Le Canada accorde énormément d'importance au développement de l'Afrique. Ce continent et le Moyen-Orient font partie depuis longtemps du plus vaste programme géographique de l'ACDI. Au printemps, lors de la conférence internationale sur le financement du développement, organisée par les Nations Unies à Monterrey, le premier ministre Chrétien s'est engagé à accroître l'aide internationale du Canada d'au moins 8 p. 100 par année au cours des années à venir. Il a depuis précisé que cette augmentation profiterait en grande partie à l'Afrique, seul continent à connaître une hausse de la pauvreté. J'ai par ailleurs annoncé, la semaine dernière, l'octroi de 34 millions de dollars sous forme d'aide humanitaire aux populations de l'Afrique australe, qui sont victimes d'une crise alimentaire qui s'aggrave de jour en jour.
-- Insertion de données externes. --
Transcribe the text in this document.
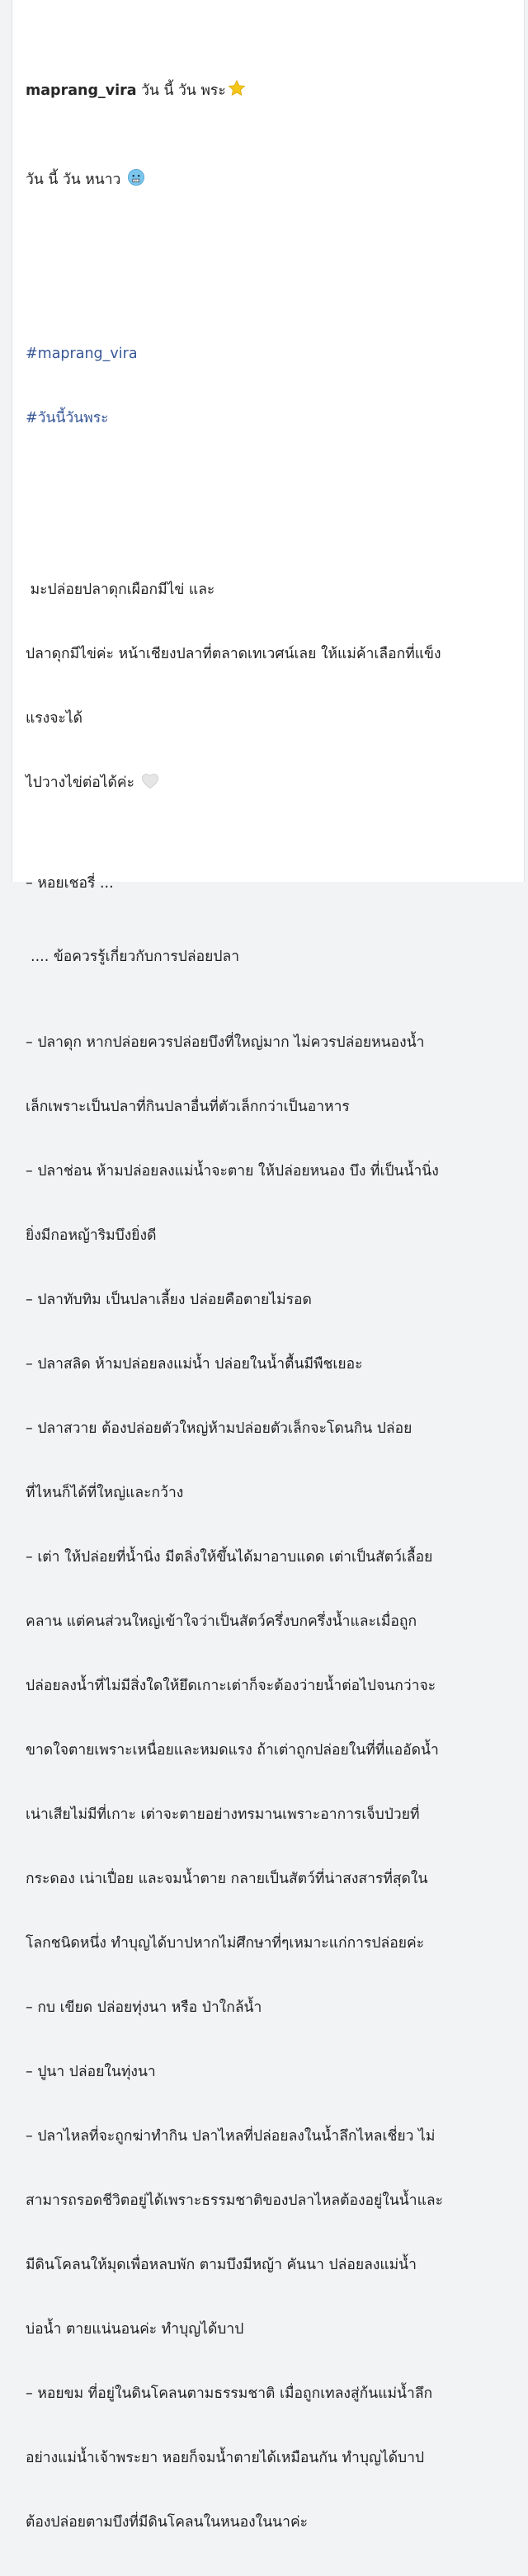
maprang_vira วัน นี้ วัน พระ

วัน นี้ วัน หนาว

#maprang_vira

#วันนี้วันพระ

มะปล่อยปลาดุกเผือกมีไข่ และ

ปลาดุกมีไข่ค่ะ หน้าเชียงปลาที่ตลาดเทเวศน์เลย ให้แม่ค้าเลือกที่แข็ง

แรงจะได้

ไปวางไข่ต่อได้ค่ะ

.... ข้อควรรู้เกี่ยวกับการปล่อยปลา

– ปลาดุก หากปล่อยควรปล่อยบึงที่ใหญ่มาก ไม่ควรปล่อยหนองน้ำ

เล็กเพราะเป็นปลาที่กินปลาอื่นที่ตัวเล็กกว่าเป็นอาหาร

– ปลาช่อน ห้ามปล่อยลงแม่น้ำจะตาย ให้ปล่อยหนอง บึง ที่เป็นน้ำนิ่ง

ยิ่งมีกอหญ้าริมบึงยิ่งดี

– ปลาทับทิม เป็นปลาเลี้ยง ปล่อยคือตายไม่รอด

– ปลาสลิด ห้ามปล่อยลงแม่น้ำ ปล่อยในน้ำตื้นมีพืชเยอะ

– ปลาสวาย ต้องปล่อยตัวใหญ่ห้ามปล่อยตัวเล็กจะโดนกิน ปล่อย

ที่ไหนก็ได้ที่ใหญ่และกว้าง

– เต่า ให้ปล่อยที่น้ำนิ่ง มีตลิ่งให้ขึ้นได้มาอาบแดด เต่าเป็นสัตว์เลื้อย

คลาน แต่คนส่วนใหญ่เข้าใจว่าเป็นสัตว์ครึ่งบกครึ่งน้ำและเมื่อถูก

ปล่อยลงน้ำที่ไม่มีสิ่งใดให้ยึดเกาะเต่าก็จะต้องว่ายน้ำต่อไปจนกว่าจะ

ขาดใจตายเพราะเหนื่อยและหมดแรง ถ้าเต่าถูกปล่อยในที่ที่แออัดน้ำ

เน่าเสียไม่มีที่เกาะ เต่าจะตายอย่างทรมานเพราะอาการเจ็บป่วยที่

กระดอง เน่าเปื่อย และจมน้ำตาย กลายเป็นสัตว์ที่น่าสงสารที่สุดใน

โลกชนิดหนึ่ง ทำบุญได้บาปหากไม่ศึกษาที่ๆเหมาะแก่การปล่อยค่ะ

– กบ เขียด ปล่อยทุ่งนา หรือ ป่าใกล้น้ำ

– ปูนา ปล่อยในทุ่งนา

– ปลาไหลที่จะถูกฆ่าทำกิน ปลาไหลที่ปล่อยลงในน้ำลึกไหลเชี่ยว ไม่

สามารถรอดชีวิตอยู่ได้เพราะธรรมชาติของปลาไหลต้องอยู่ในน้ำและ

มีดินโคลนให้มุดเพื่อหลบพัก ตามบึงมีหญ้า คันนา ปล่อยลงแม่น้ำ

บ่อน้ำ ตายแน่นอนค่ะ ทำบุญได้บาป

– หอยขม ที่อยู่ในดินโคลนตามธรรมชาติ เมื่อถูกเทลงสู่ก้นแม่น้ำลึก

อย่างแม่น้ำเจ้าพระยา หอยก็จมน้ำตายได้เหมือนกัน ทำบุญได้บาป

ต้องปล่อยตามบึงที่มีดินโคลนในหนองในนาค่ะ

– หอยเชอรี่ ...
Il revient désormais à des gens comme vous et moi de veiller à ce que l'Afrique demeure au premier plan des priorités mondiales. Dans quelques jours, le Sommet du G8 sera terminé, mais il faudra des années pour éradiquer la pauvreté, en Afrique comme dans le reste du monde. Veillons à ce que le monde ne perde pas de vue cet objectif, même quand les dirigeants du G8 ne sont pas réunis dans le cadre d'un sommet.

Je suis persuadée que vous avez constaté, au fil des réunions de ces derniers jours, la promesse faite par la communauté internationale et par l'Afrique. En discutant ensemble et en travaillant ensemble, nous accomplirons de grandes choses. Je suis impatiente de prendre connaissance des résultats de vos débats.

Si vous avez des questions, je me ferai un plaisir d'y répondre dès maintenant.

Merci.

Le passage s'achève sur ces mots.